Le Fonds Monétaire International s’apprête à faire le même exercice lors de sa réunion de printemps, qu’il introduit par un discours accusant ouvertement la Chine de subventionner son industrie, mettant l’accent sur l’importance de maîtriser la production des biens stratégiques (pour la sécurité nationale notamment), et concluant que le commerce est comme l’eau : mettez un obstacle et il sera contourné, entraînant au passage inondations et sécheresses. Les prévisions du FMI seront mises à jour la semaine prochaine : la croissance sera sensiblement revue en baisse, mais pas au point d’anticiper une récession, et l’inflation en hausse pour certains pays.

L’incertitude sur le schéma final, ainsi que sur les mesures de relance que certains pays pourraient envisager, mène à des fourchettes très larges en ce qui concerne les prévisions de l’impact des droits de douane sur la croissance : – 1 à -2,5% sur le PIB chinois, – 0,5 à -1% sur la zone €, -0,6% (Yale) à -2,5% (Fitch) sur le PIB US, voire -6% à long terme (Penn Wharton). Rien que la baisse du tourisme est évaluée par Goldman à 0,3% du PIB, et déjà acquise : en mars, les entrées de touristes européens aux Etats-Unis baissent de 14%, le nombre d’arrivées dans les dix premiers aéroports du pays est passé en négatif, et les roadtrips depuis le Canada baissent de 30%.

La traduction la plus approchante de Game of chicken est bras de fer, qui ne reflète pas parfaitement ce jeu de stratégie illustré dans La fureur de vivre par les courses de voitures vers un ravin, où le premier à sauter de la voiture est le lâche (chicken).
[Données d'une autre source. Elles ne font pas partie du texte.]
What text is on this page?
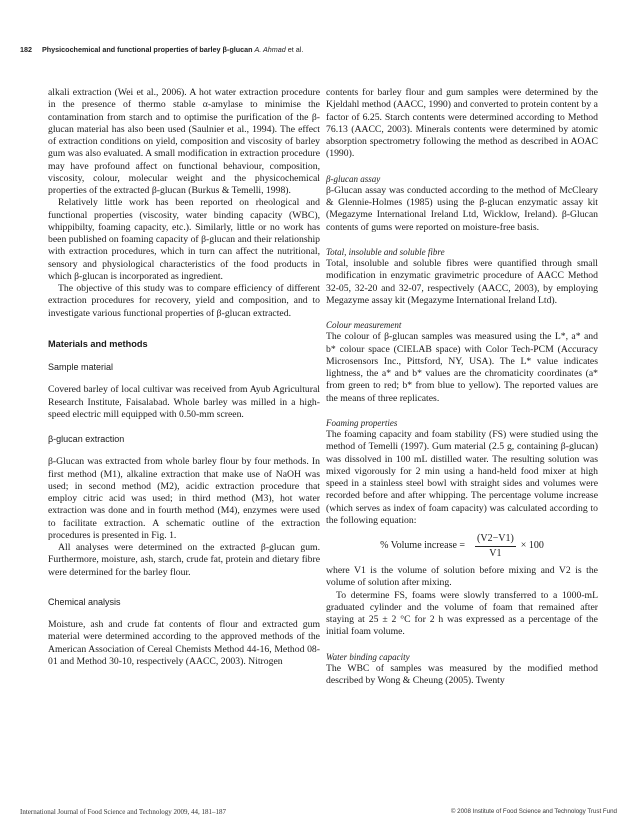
182 Physicochemical and functional properties of barley β-glucan A. Ahmad et al.

alkali extraction (Wei et al., 2006). A hot water extraction procedure in the presence of thermo stable α-amylase to minimise the contamination from starch and to optimise the purification of the β-glucan material has also been used (Saulnier et al., 1994). The effect of extraction conditions on yield, composition and viscosity of barley gum was also evaluated. A small modification in extraction procedure may have profound affect on functional behaviour, composition, viscosity, colour, molecular weight and the physicochemical properties of the extracted β-glucan (Burkus & Temelli, 1998).

Relatively little work has been reported on rheological and functional properties (viscosity, water binding capacity (WBC), whippibilty, foaming capacity, etc.). Similarly, little or no work has been published on foaming capacity of β-glucan and their relationship with extraction procedures, which in turn can affect the nutritional, sensory and physiological characteristics of the food products in which β-glucan is incorporated as ingredient.

The objective of this study was to compare efficiency of different extraction procedures for recovery, yield and composition, and to investigate various functional properties of β-glucan extracted.

Materials and methods

Sample material

Covered barley of local cultivar was received from Ayub Agricultural Research Institute, Faisalabad. Whole barley was milled in a high-speed electric mill equipped with 0.50-mm screen.

β-glucan extraction

β-Glucan was extracted from whole barley flour by four methods. In first method (M1), alkaline extraction that make use of NaOH was used; in second method (M2), acidic extraction procedure that employ citric acid was used; in third method (M3), hot water extraction was done and in fourth method (M4), enzymes were used to facilitate extraction. A schematic outline of the extraction procedures is presented in Fig. 1.

All analyses were determined on the extracted β-glucan gum. Furthermore, moisture, ash, starch, crude fat, protein and dietary fibre were determined for the barley flour.

Chemical analysis

Moisture, ash and crude fat contents of flour and extracted gum material were determined according to the approved methods of the American Association of Cereal Chemists Method 44-16, Method 08-01 and Method 30-10, respectively (AACC, 2003). Nitrogen

contents for barley flour and gum samples were determined by the Kjeldahl method (AACC, 1990) and converted to protein content by a factor of 6.25. Starch contents were determined according to Method 76.13 (AACC, 2003). Minerals contents were determined by atomic absorption spectrometry following the method as described in AOAC (1990).

β-glucan assay

β-Glucan assay was conducted according to the method of McCleary & Glennie-Holmes (1985) using the β-glucan enzymatic assay kit (Megazyme International Ireland Ltd, Wicklow, Ireland). β-Glucan contents of gums were reported on moisture-free basis.

Total, insoluble and soluble fibre

Total, insoluble and soluble fibres were quantified through small modification in enzymatic gravimetric procedure of AACC Method 32-05, 32-20 and 32-07, respectively (AACC, 2003), by employing Megazyme assay kit (Megazyme International Ireland Ltd).

Colour measurement

The colour of β-glucan samples was measured using the L*, a* and b* colour space (CIELAB space) with Color Tech-PCM (Accuracy Microsensors Inc., Pittsford, NY, USA). The L* value indicates lightness, the a* and b* values are the chromaticity coordinates (a* from green to red; b* from blue to yellow). The reported values are the means of three replicates.

Foaming properties

The foaming capacity and foam stability (FS) were studied using the method of Temelli (1997). Gum material (2.5 g, containing β-glucan) was dissolved in 100 mL distilled water. The resulting solution was mixed vigorously for 2 min using a hand-held food mixer at high speed in a stainless steel bowl with straight sides and volumes were recorded before and after whipping. The percentage volume increase (which serves as index of foam capacity) was calculated according to the following equation:

% Volume increase = $\frac{(V2-V1)}{V1} \times 100$

where V1 is the volume of solution before mixing and V2 is the volume of solution after mixing.

To determine FS, foams were slowly transferred to a 1000-mL graduated cylinder and the volume of foam that remained after staying at 25 ± 2 °C for 2 h was expressed as a percentage of the initial foam volume.

Water binding capacity

The WBC of samples was measured by the modified method described by Wong & Cheung (2005). Twenty

International Journal of Food Science and Technology 2009, 44, 181–187	© 2008 Institute of Food Science and Technology Trust Fund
La guerre commerciale est violente, alors que Bessent lui-même écrivait l’année dernière que « le pistolet des tarifs serait toujours chargé et sur la table mais rarement utilisé ». La capacité de résistance (et d’unité) des Européens reste à prouver, le Japon a été invité le premier à la table des négociations, la Chine opte pour la bataille : les Etats-Unis absorbent certes 15% de leurs exportations (autant que l’Europe et depuis peu moins que l’ASEAN), mais les Etats-Unis sont dépendants de la Chine pour les terres rares, et donc l’électronique et la défense, et ne peuvent pas se passer de sa production : le rêve américain, c’est la consommation, pas le travail à la chaîne dans une usine de fabrication de smartphones.

C’est le moment de revoir la théorie des jeux : ici, elle est appliquée aux taxes Trump, et ici, au bully de la cour de récré. A méditer : le harcelé, en résistant, aggrave sa situation, mais moins que celle du harceleur. Cela semble être la ligne de Powell.

Joyeuses Pâques.

Cet article ne constitue pas une recommandation d’investissement sur les thèmes ou les titres mentionnés.